Abstract: In this work, we present a novel direction to build an image tokenizer directly on top of a frozen vision foundation model, which is a largely underexplored area. Specifically, we employ a frozen vision foundation model as the encoder of our tokenizer. To enhance its effectiveness, we introduce two key components: (1) a region-adaptive quantization framework that reduces redundancy in the pre-trained features on regular 2D grids, and (2) a semantic reconstruction objective that aligns the tokenizer's outputs with the foundation model's representations to preserve semantic fidelity. Based on these designs, our proposed image tokenizer, VFMTok, achieves substantial improvements in image reconstruction and generation quality, while also enhancing token efficiency. It further boosts autoregressive (AR) generation -- achieving a gFID of 1.36 on ImageNet benchmarks, while accelerating model convergence by three times, and enabling high-fidelity class-conditional synthesis without the need for classifier-free guidance (CFG). The code is available at https://github.com/CVMI-Lab/VFMTok.
Authors (8)
Anlin Zheng
Xin Wen
Xuanyang Zhang
Chuofan Ma
Tiancai Wang
Gang Yu
+2 more
Submitted
July 11, 2025
arXiv Category
cs.CV
arXiv PDF

Key Contributions

Proposes a novel approach to build image tokenizers directly on top of frozen vision foundation models, enhancing their effectiveness with region-adaptive quantization and a semantic reconstruction objective.
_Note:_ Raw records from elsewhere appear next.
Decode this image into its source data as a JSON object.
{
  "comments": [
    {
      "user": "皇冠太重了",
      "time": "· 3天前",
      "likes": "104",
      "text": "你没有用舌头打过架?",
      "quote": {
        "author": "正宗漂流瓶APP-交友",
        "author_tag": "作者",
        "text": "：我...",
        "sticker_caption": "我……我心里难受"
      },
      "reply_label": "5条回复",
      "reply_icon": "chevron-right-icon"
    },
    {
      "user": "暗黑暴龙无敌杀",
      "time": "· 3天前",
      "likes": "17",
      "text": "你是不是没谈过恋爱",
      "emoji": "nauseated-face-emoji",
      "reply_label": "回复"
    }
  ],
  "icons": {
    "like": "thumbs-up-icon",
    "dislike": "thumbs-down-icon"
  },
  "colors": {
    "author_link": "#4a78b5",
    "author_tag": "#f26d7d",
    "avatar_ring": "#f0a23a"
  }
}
This method, VFMTok, significantly improves image reconstruction and generation quality, boosts token efficiency, accelerates AR generation convergence by three times, and enables high-fidelity synthesis.

Business Value

Enables faster and higher-quality image generation for applications like digital art, game development, and synthetic data creation. The improved token efficiency can also lead to reduced computational costs.